In order to pay for the pensions and healthcare of a larger retired population, each worker has to be more productive to generate a bigger surplus of goods and services beyond those the worker expects to keep for themself. Automation could deliver those productivity gains but it will likely put that surplus in the hands of multinational companies and super rich individuals who are best placed to avoid the giant tax bill of the elderly populace.

While the profits of automation may disappear offshore the problems left in its wake will not. Failure to leave education with useful skills or qualifications was a set of personal tragedies when the people affected had to spend their lives doing mundane, low-paid work. When there is no work at all it stops being just their problem and becomes everybody's problem. And  our school system guarantees that some will be in this position. We judge all pupils by the same narrow criteria and for all the pressure we pile on teachers to see that their kids don't fail, some of them have to. If everyone passed the exams would have no rigour.

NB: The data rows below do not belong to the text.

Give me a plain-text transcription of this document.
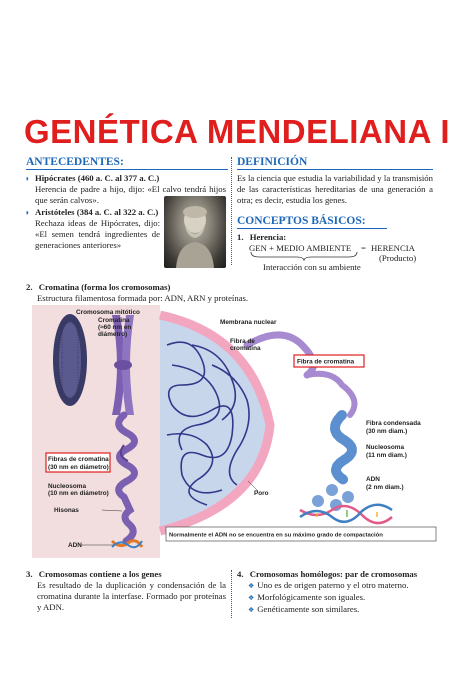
GENÉTICA MENDELIANA I
ANTECEDENTES:
◗ Hipócrates (460 a. C. al 377 a. C.)
Herencia de padre a hijo, dijo: «El calvo tendrá hijos que serán calvos».
◗ Aristóteles (384 a. C. al 322 a. C.)
Rechaza ideas de Hipócrates, dijo: «El semen tendrá ingredientes de generaciones anteriores»
DEFINICIÓN
Es la ciencia que estudia la variabilidad y la transmisión de las características hereditarias de una generación a otra; es decir, estudia los genes.
CONCEPTOS BÁSICOS:
1. Herencia:
GEN + MEDIO AMBIENTE = HERENCIA
(Producto)
Interacción con su ambiente
2. Cromatina (forma los cromosomas)
Estructura filamentosa formada por: ADN, ARN y proteínas.
Cromosoma mitótico
Cromatina
(≈60 nm en
diámetro)
Fibras de cromatina
(30 nm en diámetro)
Nucleosoma
(10 nm en diámetro)
Hisonas
ADN
Membrana nuclear
Fibra de
cromatina
Fibra de cromatina
Fibra condensada
(30 nm diam.)
Nucleosoma
(11 nm diam.)
ADN
(2 nm diam.)
Poro
Normalmente el ADN no se encuentra en su máximo grado de compactación
3. Cromosomas contiene a los genes
Es resultado de la duplicación y condensación de la cromatina durante la interfase. Formado por proteínas y ADN.
4. Cromosomas homólogos: par de cromosomas
❖ Uno es de origen paterno y el otro materno.
❖ Morfológicamente son iguales.
❖ Genéticamente son similares.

How will the hundreds of thousands who graduate each year into a society with no use for them react? After the riots in 2011 a concensus quickly developed that, having no political ideology, the rioters were mere criminals and could be dismissed as such. But ideologies can spread at the speed of a retweet, their absence is not what is significant. The lack of respect the rioters showed for their fellow citizens and their property is far more alarming. We live now with people who will loot and burn if the spell of law and order is broken and we plan on reducing their chances of finding jobs at a time when paying for the care of the elderly will make funding even our shrunken benefits system a challenge.

Where should the missing respect for society come from? Should teachers inspire it while telling poor children they are failures, underserving of professional success? Should their parents teach them to respect a society that offers bright futures to others, but not them? People treat others the way they have been treated, so isn’t it madness to expect respect and support from those whose formative experience of society is a humiliating lesson in their own worthlessness?

The situation may spiral out of control. Each subsequent riot erodes support for measures to improve the lot of the economically left behind, while increasing demands that money and manpower are devoted to the unproductive activity of locking people up. Waiting for the next storm to hit all but guarantees a counter productive response. Working class jobs went from something you were proud to do, to something you just did and society carried on, but the difference between a good job and a bad one is far smaller than the difference between a bad job and no job at all. It would be tragically ironic if we reached such technological heights we lounged in machine-made luxury for a moment, before our bestial refusal to treat others as worthy of the same led them to burn it down around our ears.

In 1789 France was the richest country in Europe but its government was broke, having foolishly exempted the richest citizens from tax. The elites tried a mixture of tax increases and money printing to honour their promises and maintain their hold on power. In the chaos that followed they, and thousands of others, were killed. Victims of fiscal incompetence and refusal to give up undeserved privileges.